Gomez touts importance of Gaming Bill
Guardian Senior Reporter
Published: Oct 29, 2013
Minister of State for Legal Affairs Damian Gomez said yesterday the debate on the Gaming Bill should not be muddled with the argument over whether Bahamians should be permitted to gamble legally in The Bahamas.
“I want to stress that we are competing with the world and not with ourselves,” said Gomez while speaking at the opening of the Caribbean Gaming Forum at Atlantis resort.
“The discussion of citizens gaming is a completely different discussion than the one we are having concerning our tourism product. To suggest that they are the same is grossly misleading.”
Gomez said the Gaming Bill is aimed at increasing casino revenue and related taxes while stimulating more jobs in the tourism industry.
He said the long-awaited reforms to the gaming legislation would make the country’s gaming sector more competitive internationally.

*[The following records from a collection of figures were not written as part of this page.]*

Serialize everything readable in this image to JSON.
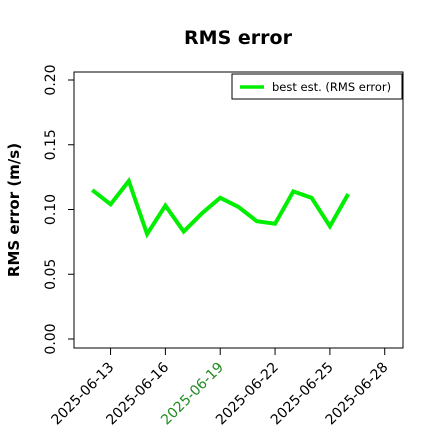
{
  "chart_data": {
    "type": "line",
    "title": "RMS error",
    "xlabel": "",
    "ylabel": "RMS error (m/s)",
    "ylim": [
      0,
      0.2
    ],
    "xlim": [
      "2025-06-11",
      "2025-06-29"
    ],
    "y_ticks": [
      "0.00",
      "0.05",
      "0.10",
      "0.15",
      "0.20"
    ],
    "x_ticks": [
      "2025-06-13",
      "2025-06-16",
      "2025-06-19",
      "2025-06-22",
      "2025-06-25",
      "2025-06-28"
    ],
    "highlight_tick": "2025-06-19",
    "highlight_color": "#228b22",
    "grid": false,
    "legend_position": "top-right",
    "series": [
      {
        "name": "best est. (RMS error)",
        "color": "#00ee00",
        "x": [
          "2025-06-12",
          "2025-06-13",
          "2025-06-14",
          "2025-06-15",
          "2025-06-16",
          "2025-06-17",
          "2025-06-18",
          "2025-06-19",
          "2025-06-20",
          "2025-06-21",
          "2025-06-22",
          "2025-06-23",
          "2025-06-24",
          "2025-06-25",
          "2025-06-26"
        ],
        "values": [
          0.115,
          0.104,
          0.122,
          0.081,
          0.103,
          0.083,
          0.097,
          0.109,
          0.102,
          0.091,
          0.089,
          0.114,
          0.109,
          0.087,
          0.112
        ]
      }
    ]
  }
}
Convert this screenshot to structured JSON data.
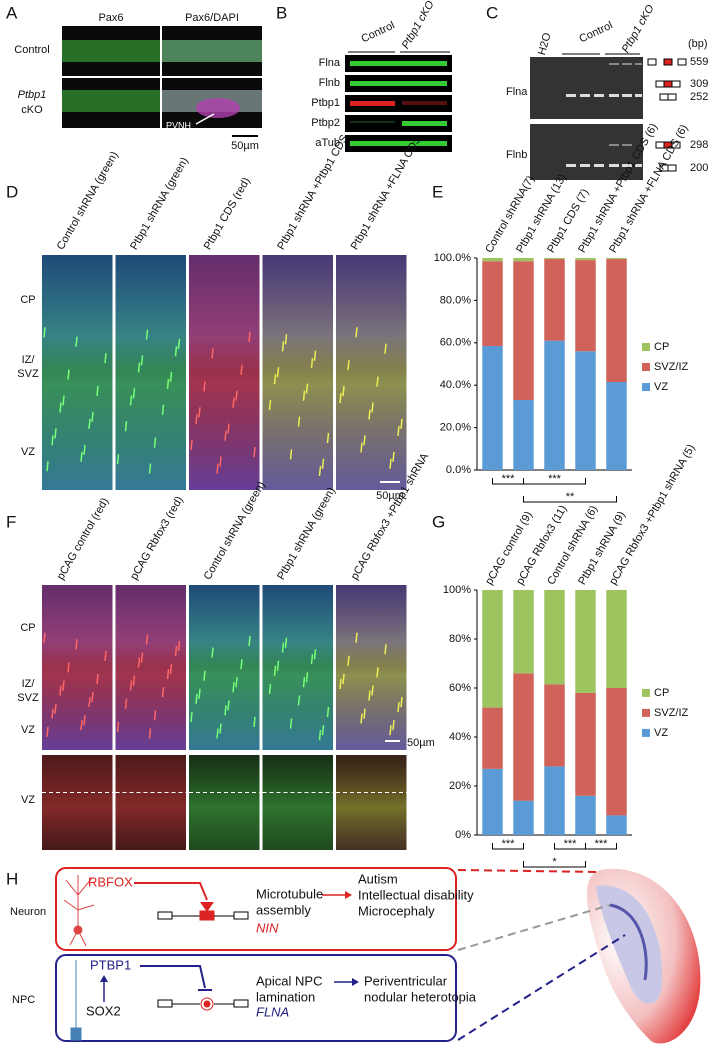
{
  "panels": {
    "A": {
      "label": "A",
      "columns": [
        "Pax6",
        "Pax6/DAPI"
      ],
      "rows": [
        "Control",
        "Ptbp1",
        "cKO"
      ],
      "arrow_label": "PVNH",
      "scale": "50µm"
    },
    "B": {
      "label": "B",
      "columns": [
        "Control",
        "Ptbp1 cKO"
      ],
      "rows": [
        "Flna",
        "Flnb",
        "Ptbp1",
        "Ptbp2",
        "aTub"
      ]
    },
    "C": {
      "label": "C",
      "columns": [
        "H2O",
        "Control",
        "Ptbp1 cKO"
      ],
      "unit": "(bp)",
      "rows": [
        "Flna",
        "Flnb"
      ],
      "sizes": [
        "559",
        "309",
        "252",
        "298",
        "200"
      ]
    },
    "D": {
      "label": "D",
      "columns": [
        "Control shRNA (green)",
        "Ptbp1 shRNA (green)",
        "Ptbp1 CDS (red)",
        "Ptbp1 shRNA +Ptbp1 CDS",
        "Ptbp1 shRNA +FLNA CDS"
      ],
      "layers": [
        "CP",
        "IZ/",
        "SVZ",
        "VZ"
      ],
      "scale": "50µm"
    },
    "E": {
      "label": "E"
    },
    "F": {
      "label": "F",
      "columns": [
        "pCAG control (red)",
        "pCAG Rbfox3 (red)",
        "Control shRNA (green)",
        "Ptbp1 shRNA (green)",
        "pCAG Rbfox3 +Ptbp1 shRNA"
      ],
      "layers": [
        "CP",
        "IZ/",
        "SVZ",
        "VZ",
        "VZ"
      ],
      "scale": "50µm"
    },
    "G": {
      "label": "G"
    },
    "H": {
      "label": "H",
      "neuron": "Neuron",
      "npc": "NPC",
      "rbfox": "RBFOX",
      "nin": "NIN",
      "microtubule": [
        "Microtubule",
        "assembly"
      ],
      "diseases1": [
        "Autism",
        "Intellectual disability",
        "Microcephaly"
      ],
      "ptbp1": "PTBP1",
      "sox2": "SOX2",
      "flna": "FLNA",
      "apical": [
        "Apical NPC",
        "lamination"
      ],
      "diseases2": [
        "Periventricular",
        "nodular heterotopia"
      ]
    }
  },
  "chart_data": [
    {
      "type": "bar",
      "stacked": true,
      "categories": [
        "Control shRNA(7)",
        "Ptbp1 shRNA (13)",
        "Ptbp1 CDS (7)",
        "Ptbp1 shRNA +Ptbp1 CDS (6)",
        "Ptbp1 shRNA +FLNA CDS (6)"
      ],
      "series": [
        {
          "name": "VZ",
          "color": "#5b9bd5",
          "values": [
            58.5,
            33,
            61,
            56,
            41.5
          ]
        },
        {
          "name": "SVZ/IZ",
          "color": "#d0625a",
          "values": [
            40,
            65.5,
            38.5,
            43,
            58
          ]
        },
        {
          "name": "CP",
          "color": "#9dc45f",
          "values": [
            1.5,
            1.5,
            0.5,
            1,
            0.5
          ]
        }
      ],
      "ylim": [
        0,
        100
      ],
      "yticks": [
        {
          "value": 0,
          "label": "0.0%"
        },
        {
          "value": 20,
          "label": "20.0%"
        },
        {
          "value": 40,
          "label": "40.0%"
        },
        {
          "value": 60,
          "label": "60.0%"
        },
        {
          "value": 80,
          "label": "80.0%"
        },
        {
          "value": 100,
          "label": "100.0%"
        }
      ],
      "annotations": [
        "***",
        "***",
        "**"
      ]
    },
    {
      "type": "bar",
      "stacked": true,
      "categories": [
        "pCAG control (9)",
        "pCAG Rbfox3 (11)",
        "Control shRNA (6)",
        "Ptbp1 shRNA (9)",
        "pCAG Rbfox3 +Ptbp1 shRNA (5)"
      ],
      "series": [
        {
          "name": "VZ",
          "color": "#5b9bd5",
          "values": [
            27,
            14,
            28,
            16,
            8
          ]
        },
        {
          "name": "SVZ/IZ",
          "color": "#d0625a",
          "values": [
            25,
            52,
            33.5,
            42,
            52
          ]
        },
        {
          "name": "CP",
          "color": "#9dc45f",
          "values": [
            48,
            34,
            38.5,
            42,
            40
          ]
        }
      ],
      "ylim": [
        0,
        100
      ],
      "yticks": [
        {
          "value": 0,
          "label": "0%"
        },
        {
          "value": 20,
          "label": "20%"
        },
        {
          "value": 40,
          "label": "40%"
        },
        {
          "value": 60,
          "label": "60%"
        },
        {
          "value": 80,
          "label": "80%"
        },
        {
          "value": 100,
          "label": "100%"
        }
      ],
      "annotations": [
        "***",
        "***",
        "***",
        "*"
      ]
    }
  ]
}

Gomez said the government has seen a steady decline in taxes from casinos over a 10-year period, which underscores the need to revamp the legislative framework for the industry.
“It was estimated last year that government tax revenues have declined by 29.4 percent over a 10-year period,” Gomez said.
“When the government experiences a 30 percent decline in taxes, it is time to take a closer look at the performance of a sector, it becomes necessary to re-evaluate the needs of the sector and it becomes critically important to make all of the necessary adjustments to recapture that lost revenue and to improve tax collection.”
He noted that hotels with casinos “create economic zones”, which lead to increased opportunities for indirect jobs. Expanding the gaming offerings of local casinos will also increase visitor arrivals and keep guests coming back, he added.
“We must remember that The Bahamas is a very small country and that each dollar spent in this country is a dollar earned by the people of this country,” Gomez said.
The Gaming Bill was tabled in the House of Assembly nearly two weeks ago.
Some observers have criticized the government over provisions in the bill that would allow casinos to offer mobile and Internet gaming, while preventing web shops from legally doing so.
Last week, Prime Minister Perry Christie suggested that there is no consensus in his party over controversial elements of the bill.
“The issue of discrimination will come up, and I’m saying right now we will deal with it,” Christie said.